Consider vaginal estrogen
As you go through menopause, it might be worthwhile to use vaginal estrogen, which is available as a cream, tablet, capsule, or insert.“Vaginal estrogen can help prevent or reverse changes that occur with age like painful sex (due to thinning vaginal walls and less elasticity) and increased risk for UTIs [urinary tract infections] (due to pH changes as the vagina becomes less acidic),” says Dr. Goje. While your vagina does a great job of keeping itself clean and healthy, you should see your healthcare provider if you notice any of the following:
- Pain during intercourse.
- A mass or bulge in your vagina.
- A change in the color, odor, or amount of vaginal discharge.

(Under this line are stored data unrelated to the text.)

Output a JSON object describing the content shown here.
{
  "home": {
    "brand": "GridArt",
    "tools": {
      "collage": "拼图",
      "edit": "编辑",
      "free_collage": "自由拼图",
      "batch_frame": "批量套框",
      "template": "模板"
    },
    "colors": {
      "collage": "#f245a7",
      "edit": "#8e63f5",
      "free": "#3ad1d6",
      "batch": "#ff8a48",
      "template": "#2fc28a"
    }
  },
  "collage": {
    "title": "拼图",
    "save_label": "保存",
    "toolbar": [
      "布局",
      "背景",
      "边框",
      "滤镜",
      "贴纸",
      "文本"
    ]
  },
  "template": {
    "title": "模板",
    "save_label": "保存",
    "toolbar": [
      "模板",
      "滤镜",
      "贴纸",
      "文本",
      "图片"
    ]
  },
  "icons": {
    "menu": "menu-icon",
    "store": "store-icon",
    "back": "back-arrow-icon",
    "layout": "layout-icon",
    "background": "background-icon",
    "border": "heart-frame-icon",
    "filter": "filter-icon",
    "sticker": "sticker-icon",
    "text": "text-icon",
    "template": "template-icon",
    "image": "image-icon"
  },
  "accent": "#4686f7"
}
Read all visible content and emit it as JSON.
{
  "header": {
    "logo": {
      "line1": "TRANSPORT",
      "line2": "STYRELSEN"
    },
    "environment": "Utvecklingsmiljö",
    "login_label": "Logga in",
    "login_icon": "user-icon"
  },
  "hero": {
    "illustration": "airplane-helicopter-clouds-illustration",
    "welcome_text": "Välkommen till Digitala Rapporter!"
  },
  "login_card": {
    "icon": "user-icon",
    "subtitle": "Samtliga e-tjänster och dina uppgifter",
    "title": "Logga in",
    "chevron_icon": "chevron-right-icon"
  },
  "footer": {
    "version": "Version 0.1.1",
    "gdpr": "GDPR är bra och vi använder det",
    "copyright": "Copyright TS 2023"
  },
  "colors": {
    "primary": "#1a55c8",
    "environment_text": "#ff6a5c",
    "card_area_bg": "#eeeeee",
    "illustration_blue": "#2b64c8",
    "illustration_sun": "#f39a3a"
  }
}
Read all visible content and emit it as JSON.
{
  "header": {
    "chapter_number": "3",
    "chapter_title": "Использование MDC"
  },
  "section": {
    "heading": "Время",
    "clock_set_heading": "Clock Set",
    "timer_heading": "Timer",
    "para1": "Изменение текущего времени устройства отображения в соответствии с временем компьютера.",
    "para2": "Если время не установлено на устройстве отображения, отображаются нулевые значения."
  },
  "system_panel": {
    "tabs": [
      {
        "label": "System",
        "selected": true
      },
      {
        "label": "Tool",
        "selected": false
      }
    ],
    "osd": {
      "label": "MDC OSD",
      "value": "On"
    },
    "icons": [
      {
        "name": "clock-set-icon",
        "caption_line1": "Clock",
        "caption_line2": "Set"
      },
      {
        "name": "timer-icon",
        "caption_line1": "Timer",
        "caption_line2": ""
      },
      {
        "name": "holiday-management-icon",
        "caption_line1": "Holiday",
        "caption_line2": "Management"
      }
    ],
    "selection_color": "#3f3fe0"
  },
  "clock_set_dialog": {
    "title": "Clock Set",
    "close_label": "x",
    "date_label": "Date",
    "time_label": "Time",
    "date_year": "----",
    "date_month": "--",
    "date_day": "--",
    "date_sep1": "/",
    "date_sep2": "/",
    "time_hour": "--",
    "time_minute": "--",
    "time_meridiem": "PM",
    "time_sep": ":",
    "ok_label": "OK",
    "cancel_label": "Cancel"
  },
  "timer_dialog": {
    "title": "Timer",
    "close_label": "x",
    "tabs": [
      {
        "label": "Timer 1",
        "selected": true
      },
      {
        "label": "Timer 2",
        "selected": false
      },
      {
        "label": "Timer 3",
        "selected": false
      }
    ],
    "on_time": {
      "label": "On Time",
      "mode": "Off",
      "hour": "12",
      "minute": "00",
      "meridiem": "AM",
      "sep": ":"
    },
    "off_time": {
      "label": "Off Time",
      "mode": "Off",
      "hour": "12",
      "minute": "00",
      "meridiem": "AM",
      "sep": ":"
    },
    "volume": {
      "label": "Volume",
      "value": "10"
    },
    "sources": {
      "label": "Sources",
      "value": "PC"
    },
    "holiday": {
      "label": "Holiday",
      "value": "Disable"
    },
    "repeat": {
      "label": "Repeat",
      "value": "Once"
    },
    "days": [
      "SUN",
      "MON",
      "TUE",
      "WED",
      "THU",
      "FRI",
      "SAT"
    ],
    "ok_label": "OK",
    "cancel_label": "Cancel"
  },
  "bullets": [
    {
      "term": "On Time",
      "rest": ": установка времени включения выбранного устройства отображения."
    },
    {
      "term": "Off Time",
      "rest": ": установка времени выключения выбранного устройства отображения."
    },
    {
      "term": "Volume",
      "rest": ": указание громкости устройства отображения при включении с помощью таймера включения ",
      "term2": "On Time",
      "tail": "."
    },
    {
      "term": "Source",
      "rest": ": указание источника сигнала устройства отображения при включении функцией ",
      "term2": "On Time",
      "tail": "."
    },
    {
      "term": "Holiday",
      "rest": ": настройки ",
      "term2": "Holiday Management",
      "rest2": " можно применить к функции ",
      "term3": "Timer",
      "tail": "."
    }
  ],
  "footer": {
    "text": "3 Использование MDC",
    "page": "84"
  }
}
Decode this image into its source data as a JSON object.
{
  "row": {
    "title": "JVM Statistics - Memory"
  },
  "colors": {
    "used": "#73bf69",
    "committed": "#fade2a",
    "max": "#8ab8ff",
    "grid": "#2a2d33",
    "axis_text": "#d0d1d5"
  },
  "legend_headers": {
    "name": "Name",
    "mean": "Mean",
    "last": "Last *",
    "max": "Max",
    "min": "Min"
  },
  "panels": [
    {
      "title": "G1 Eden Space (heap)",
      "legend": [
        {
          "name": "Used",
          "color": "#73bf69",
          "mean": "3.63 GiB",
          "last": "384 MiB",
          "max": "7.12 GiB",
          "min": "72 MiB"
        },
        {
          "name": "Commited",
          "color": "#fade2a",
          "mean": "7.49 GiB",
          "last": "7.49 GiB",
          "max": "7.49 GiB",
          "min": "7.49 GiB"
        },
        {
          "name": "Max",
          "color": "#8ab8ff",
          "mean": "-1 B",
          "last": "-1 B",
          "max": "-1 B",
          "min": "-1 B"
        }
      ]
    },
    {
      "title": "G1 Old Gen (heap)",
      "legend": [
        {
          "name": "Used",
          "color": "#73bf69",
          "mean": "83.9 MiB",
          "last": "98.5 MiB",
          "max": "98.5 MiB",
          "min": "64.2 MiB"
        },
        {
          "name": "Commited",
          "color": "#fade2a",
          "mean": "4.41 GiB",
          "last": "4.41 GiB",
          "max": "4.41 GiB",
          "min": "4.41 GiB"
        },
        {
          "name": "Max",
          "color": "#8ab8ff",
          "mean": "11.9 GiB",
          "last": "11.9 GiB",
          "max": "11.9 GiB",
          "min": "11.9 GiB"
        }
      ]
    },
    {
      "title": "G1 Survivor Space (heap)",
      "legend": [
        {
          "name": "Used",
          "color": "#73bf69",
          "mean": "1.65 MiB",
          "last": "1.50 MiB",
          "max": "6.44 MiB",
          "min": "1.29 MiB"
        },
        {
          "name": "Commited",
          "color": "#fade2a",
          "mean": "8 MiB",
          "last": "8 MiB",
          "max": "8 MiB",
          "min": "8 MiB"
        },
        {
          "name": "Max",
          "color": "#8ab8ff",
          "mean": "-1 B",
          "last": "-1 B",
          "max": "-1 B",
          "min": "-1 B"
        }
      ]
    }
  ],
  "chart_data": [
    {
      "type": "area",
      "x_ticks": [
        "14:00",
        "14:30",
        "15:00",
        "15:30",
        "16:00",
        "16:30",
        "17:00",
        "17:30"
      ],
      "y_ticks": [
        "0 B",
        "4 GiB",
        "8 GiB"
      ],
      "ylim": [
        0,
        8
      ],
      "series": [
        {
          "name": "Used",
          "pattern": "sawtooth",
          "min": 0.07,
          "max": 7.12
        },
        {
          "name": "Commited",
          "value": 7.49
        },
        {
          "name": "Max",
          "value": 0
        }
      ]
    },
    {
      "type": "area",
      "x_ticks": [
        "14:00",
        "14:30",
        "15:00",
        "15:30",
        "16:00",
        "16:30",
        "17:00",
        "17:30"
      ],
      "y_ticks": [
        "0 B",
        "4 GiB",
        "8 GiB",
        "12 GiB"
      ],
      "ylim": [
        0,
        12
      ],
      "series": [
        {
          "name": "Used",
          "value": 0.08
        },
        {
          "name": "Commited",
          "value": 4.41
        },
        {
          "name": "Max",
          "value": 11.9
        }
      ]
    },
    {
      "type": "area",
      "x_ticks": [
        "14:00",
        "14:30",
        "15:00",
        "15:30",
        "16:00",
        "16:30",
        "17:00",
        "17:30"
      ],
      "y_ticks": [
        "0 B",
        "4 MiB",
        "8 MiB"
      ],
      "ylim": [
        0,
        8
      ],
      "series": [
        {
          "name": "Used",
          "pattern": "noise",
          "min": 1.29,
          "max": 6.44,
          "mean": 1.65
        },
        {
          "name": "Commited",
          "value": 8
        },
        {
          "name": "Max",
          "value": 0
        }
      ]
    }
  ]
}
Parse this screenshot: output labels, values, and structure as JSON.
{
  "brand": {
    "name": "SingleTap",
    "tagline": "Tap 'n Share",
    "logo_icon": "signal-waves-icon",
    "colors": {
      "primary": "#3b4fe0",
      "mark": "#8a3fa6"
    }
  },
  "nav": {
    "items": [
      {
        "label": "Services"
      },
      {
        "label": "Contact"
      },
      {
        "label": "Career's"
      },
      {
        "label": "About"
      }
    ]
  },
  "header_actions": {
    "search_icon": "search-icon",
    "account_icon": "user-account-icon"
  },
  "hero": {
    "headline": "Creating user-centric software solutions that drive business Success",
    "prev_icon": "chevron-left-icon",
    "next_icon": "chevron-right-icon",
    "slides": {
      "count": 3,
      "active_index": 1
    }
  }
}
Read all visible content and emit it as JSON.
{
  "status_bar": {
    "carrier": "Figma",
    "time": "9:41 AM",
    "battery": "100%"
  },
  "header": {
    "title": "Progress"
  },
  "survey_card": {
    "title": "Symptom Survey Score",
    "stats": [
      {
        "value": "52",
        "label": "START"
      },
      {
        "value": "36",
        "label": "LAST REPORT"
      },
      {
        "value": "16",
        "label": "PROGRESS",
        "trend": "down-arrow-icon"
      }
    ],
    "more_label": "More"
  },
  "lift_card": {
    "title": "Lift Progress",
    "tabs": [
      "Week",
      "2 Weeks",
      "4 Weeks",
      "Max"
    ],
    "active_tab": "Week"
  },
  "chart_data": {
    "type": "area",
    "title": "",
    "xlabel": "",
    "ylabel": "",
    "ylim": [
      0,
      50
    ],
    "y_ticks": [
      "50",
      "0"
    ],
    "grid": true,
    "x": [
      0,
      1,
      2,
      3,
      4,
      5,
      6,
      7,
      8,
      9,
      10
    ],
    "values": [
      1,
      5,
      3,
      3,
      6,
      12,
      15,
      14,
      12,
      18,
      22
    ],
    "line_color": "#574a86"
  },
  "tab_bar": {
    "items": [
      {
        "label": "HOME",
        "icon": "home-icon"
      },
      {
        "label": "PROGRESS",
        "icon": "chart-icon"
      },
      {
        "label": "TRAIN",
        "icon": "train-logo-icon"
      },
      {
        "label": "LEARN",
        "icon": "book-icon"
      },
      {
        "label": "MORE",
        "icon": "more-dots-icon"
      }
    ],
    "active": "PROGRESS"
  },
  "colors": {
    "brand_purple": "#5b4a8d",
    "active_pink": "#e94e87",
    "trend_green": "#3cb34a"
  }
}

- Vaginal redness or itching.
- Vaginal bleeding between periods, after sex, or after menopause.
Keep the pubes
Pubic hair protects the vulva from bacteria and viruses. It shields and cushions the sensitive skin it covers, protecting it from friction during sex. As long as it’s regularly cleaned, pubic hair poses no health risk.Some women feel that having pubic hair leads to more moisture and odor and prefer to completely remove it via shaving, waxing, or electrolysis. Others feel that keeping it groomed and using scissors to trim, helps alleviate those problems. And others prefer to leave it au naturel. Really the choice is yours.Shaving can cause razor burn, redness, itching when the hair grows back, and infection from ingrown hairs. Cuts and nicks can also introduce unwanted bacteria. Do not use hair removal cream, which burns off hair and can be especially harsh on the vulva’s sensitive skin.
Wear breathable garments
Breathable clothing and fabrics make happy vaginas. Cotton underwear is great. It has moisture-wicking properties to limit the amount of wetness that can promote bacterial growth. Changing out of wet clothing quickly can help limit issues, as well. Regardless of the kind of underwear you like, just make sure to change it daily.
Consider using vaginal suppositories
Vaginal suppositories are used as birth control and treatment for fungal infections and vaginal dryness. This is considerably helpful in targeting the infections more abruptly. Most medical experts would suggest a boric acid vaginal suppository if any other antibiotics does not work to fix the yeast infection.
A lack of lactobacilli and an overgrowth of some other microbe can cause an imbalance in the vagina.Vaginal imbalances can cause yeast infections, bacterial vaginosis and trichomoniasis.
Overall, keeping your vagina healthy is easy. Vagina is a self cleaning organ. Some maybe not used to keeping things extra clean. The word for keeping it clean and healthy is mild. Always use very mild ingredients to avoid irritation.